This exhibition will be part of Stand Out, a special section curated by Luke Syson for Frieze Masters.
Plaster as a material for creating sculpture has been used since antiquity. Throughout the centuries it was the medium for an artist's first creative ideas. It could not only serve as a model to transfer those ideas into marble or bronze but also as a way to faithfully copy and preserve them. Without plaster, the ideas of the antique world would never have been disseminated so widely from the Renaissance onwards and notably by the great art academies of Europe. Many works of sculpture presented at the official Salon in Paris were first exhibited in plaster.
Plaster is not always white; its natural appearance can be concealed by tinting to resemble bronze and terracotta or be polychromed and even gilded. For Auguste Rodin plaster was a preferred means of expression – his virtuoso handling of the material held infinite possibilities.
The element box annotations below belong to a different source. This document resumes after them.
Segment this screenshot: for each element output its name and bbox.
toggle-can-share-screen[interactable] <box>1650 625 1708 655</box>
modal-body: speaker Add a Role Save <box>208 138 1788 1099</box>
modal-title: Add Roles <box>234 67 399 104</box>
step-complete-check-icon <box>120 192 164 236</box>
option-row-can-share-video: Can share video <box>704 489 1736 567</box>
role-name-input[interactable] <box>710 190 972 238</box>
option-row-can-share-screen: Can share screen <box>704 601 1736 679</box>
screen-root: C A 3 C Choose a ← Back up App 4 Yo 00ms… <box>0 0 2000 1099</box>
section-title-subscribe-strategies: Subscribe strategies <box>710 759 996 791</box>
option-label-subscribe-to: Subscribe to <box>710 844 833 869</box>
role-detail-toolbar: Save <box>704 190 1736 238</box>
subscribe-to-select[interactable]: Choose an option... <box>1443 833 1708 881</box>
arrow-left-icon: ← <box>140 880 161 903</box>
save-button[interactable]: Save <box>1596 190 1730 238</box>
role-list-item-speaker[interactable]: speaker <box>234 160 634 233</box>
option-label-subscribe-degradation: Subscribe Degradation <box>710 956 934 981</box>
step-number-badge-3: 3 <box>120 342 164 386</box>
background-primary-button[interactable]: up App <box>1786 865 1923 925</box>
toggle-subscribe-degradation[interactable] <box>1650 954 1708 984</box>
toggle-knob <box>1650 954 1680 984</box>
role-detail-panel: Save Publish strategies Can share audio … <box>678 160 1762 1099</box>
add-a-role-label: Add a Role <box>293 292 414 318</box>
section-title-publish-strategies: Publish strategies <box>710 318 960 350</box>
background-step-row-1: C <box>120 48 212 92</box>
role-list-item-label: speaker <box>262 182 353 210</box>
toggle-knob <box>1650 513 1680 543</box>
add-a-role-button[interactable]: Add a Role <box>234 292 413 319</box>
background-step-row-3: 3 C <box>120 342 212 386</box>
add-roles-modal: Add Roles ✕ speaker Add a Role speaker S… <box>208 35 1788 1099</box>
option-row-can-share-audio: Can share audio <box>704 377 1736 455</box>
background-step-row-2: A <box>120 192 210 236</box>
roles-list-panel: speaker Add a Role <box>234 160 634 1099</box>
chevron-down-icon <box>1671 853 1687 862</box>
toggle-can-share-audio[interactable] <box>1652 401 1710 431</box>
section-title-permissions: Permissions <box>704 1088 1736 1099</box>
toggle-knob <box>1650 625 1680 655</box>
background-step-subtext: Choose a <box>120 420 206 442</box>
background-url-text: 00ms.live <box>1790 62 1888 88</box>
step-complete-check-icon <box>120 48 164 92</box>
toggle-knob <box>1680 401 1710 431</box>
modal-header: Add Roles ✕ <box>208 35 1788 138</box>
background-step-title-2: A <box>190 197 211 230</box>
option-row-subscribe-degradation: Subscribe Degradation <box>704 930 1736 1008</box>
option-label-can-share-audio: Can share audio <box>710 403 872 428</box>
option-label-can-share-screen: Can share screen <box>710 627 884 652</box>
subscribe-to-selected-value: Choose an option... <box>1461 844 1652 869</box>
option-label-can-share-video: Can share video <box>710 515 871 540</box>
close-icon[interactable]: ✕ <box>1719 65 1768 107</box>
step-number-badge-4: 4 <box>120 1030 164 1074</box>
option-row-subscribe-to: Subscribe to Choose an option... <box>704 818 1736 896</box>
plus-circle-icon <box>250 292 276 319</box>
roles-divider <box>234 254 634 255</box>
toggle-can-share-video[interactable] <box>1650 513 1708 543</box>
Yet, almost paradoxically, a medium so close to the artist’s hand has often been incorrectly regarded as secondary in a sculptor’s oeuvre.
PLASTER!, featuring sculptures by Rodin, Jean-Joseph Carriès, Théodore Géricault, Arnold Böcklin, Germaine Richier, Maria Bartuszová and Rachel Whiteread amongst others, challenges this view and aims to refocus our attention and understanding of the medium within the world of sculpture.